The Broompark brick and tilework seems to have been a fair scale operation for its time. There are references to Broompark bricks being used for building miners rows in Armadale, and the purchase, in 1860, of a new clay mill made by the Bathgate Foundry company. It is perhaps this piece of machinery that, in 1865, caused terrible injury to one of the many women and girls employed at the works. Newspapers reported that “a girl, named Catherine daughter of a miner residing in Engine Lane, Bathgate, while in her usual employment in Mr Alexander’s Brick and Tile Works, Broompark, had one of her arms frightfully mutilated in the machinery in the clay mill and may render amputation of the limb once necessary.

By the 1890's the Broompark brick and tile works were described as “in ruins”, and rather surprisingly, the 1895 OS maps show no trace that suggest there ever was a brickworks on the site. Today the site of the brickworks site and claypits is clearly defined by a waterlogged area of reeds.

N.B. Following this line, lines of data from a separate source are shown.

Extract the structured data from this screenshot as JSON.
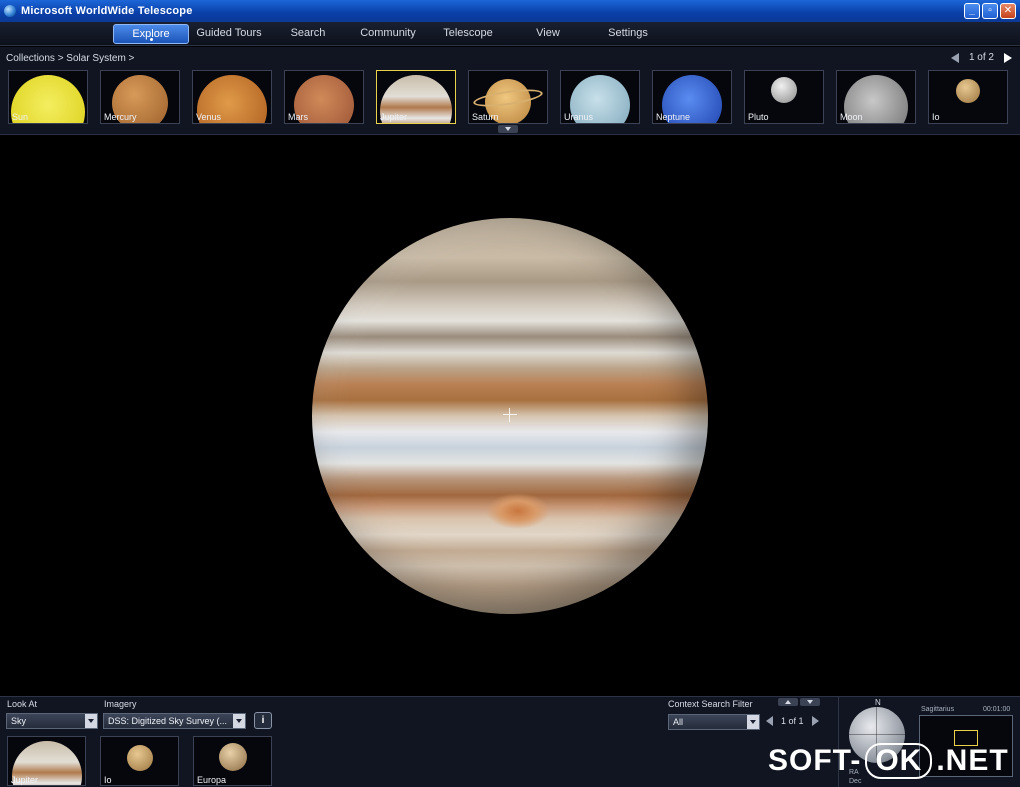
{
  "window": {
    "title": "Microsoft WorldWide Telescope",
    "buttons": {
      "minimize": "_",
      "restore": "▫",
      "close": "✕"
    }
  },
  "nav": {
    "tabs": [
      {
        "label": "Explore",
        "active": true
      },
      {
        "label": "Guided Tours",
        "active": false
      },
      {
        "label": "Search",
        "active": false
      },
      {
        "label": "Community",
        "active": false
      },
      {
        "label": "Telescope",
        "active": false
      },
      {
        "label": "View",
        "active": false
      },
      {
        "label": "Settings",
        "active": false
      }
    ]
  },
  "collections": {
    "breadcrumb": "Collections > Solar System >",
    "pager": "1 of 2",
    "items": [
      {
        "label": "Sun",
        "color": "#e8e01e"
      },
      {
        "label": "Mercury",
        "color": "#b8793a"
      },
      {
        "label": "Venus",
        "color": "#c87a2a"
      },
      {
        "label": "Mars",
        "color": "#b86a3c"
      },
      {
        "label": "Jupiter",
        "color": "#c9b8a0",
        "selected": true
      },
      {
        "label": "Saturn",
        "color": "#d8a860"
      },
      {
        "label": "Uranus",
        "color": "#a8c8d8"
      },
      {
        "label": "Neptune",
        "color": "#2a5ed0"
      },
      {
        "label": "Pluto",
        "color": "#b8b8b8"
      },
      {
        "label": "Moon",
        "color": "#9a9a9a"
      },
      {
        "label": "Io",
        "color": "#c8a878"
      }
    ]
  },
  "bottom": {
    "look_at": {
      "label": "Look At",
      "value": "Sky"
    },
    "imagery": {
      "label": "Imagery",
      "value": "DSS: Digitized Sky Survey (..."
    },
    "info_button": "i",
    "context_filter": {
      "label": "Context Search Filter",
      "value": "All"
    },
    "context_pager": "1 of 1",
    "context_items": [
      {
        "label": "Jupiter",
        "color": "#c9b8a0"
      },
      {
        "label": "Io",
        "color": "#c8a878"
      },
      {
        "label": "Europa",
        "color": "#b89a70"
      }
    ],
    "compass": {
      "north": "N",
      "ra_label": "RA",
      "dec_label": "Dec",
      "constellation": "Sagittarius",
      "time": "00:01:00"
    }
  },
  "watermark": {
    "left": "SOFT-",
    "mid": "OK",
    "right": ".NET"
  },
  "colors": {
    "accent": "#1c54b8",
    "selected_border": "#e8d24a",
    "panel": "#101521"
  }
}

The smaller Wallhouse brick and tile works had a shorter life, and seems to have been abandoned in the mid 1860's. The works cottage (Wallhouse Muir cottage), and traces of the clay pit, survived into the 1980's when obliterated by construction of the approach road to the (still to be constructed!) Avon Gorge bridge.

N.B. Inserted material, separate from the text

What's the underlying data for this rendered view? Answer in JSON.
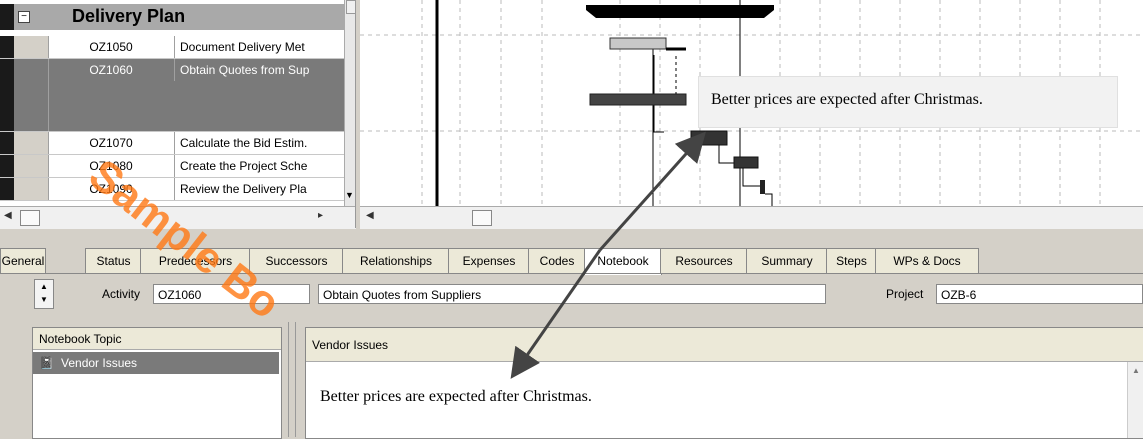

In 1858, Henry Cadell, the Bo'ness coalmaster, purchased the Crawhill estate, neighbouring the lands of Wallhouse. It seeems that the industrialist was quick to exploit the mineral opportunties of the estate, and constructed the Avoncrook tile works, on a site just a couple of hundred yards to the west of the Wallhouse tile works. When offered for let in 1860 it was stated that “the works are compact and newly erected, and are fitted with steam machinery on the most recently approved principles”. Robert Neil is recorded as an early tenant. An advertisment from 1875 offering lease of the works, provides many further details. The works had a “steam engine of 8-horse power, West's pugging and tilemaking machine, kiln, sheds, saw bench driven by engine power, dwelling-house, garden, and workmen's cottages. There is an ample field of clay in about six acres of land set apart from the work. Following this advertisment, the works were taken on by John, Thomas and William Alexander ,and seems to have remained in operation into the 1880's, being sometimes referred to Crawhill tile works. The workmen's cottages, perhaps built from from bricks made on site, still survive as Crawhill cottages. To their rear, a pond marks the site of a claypit.

Clay tiles continued to be made at the Alexander's Nethermuir tileworks near Bathgate into the 1940's, but that's another story.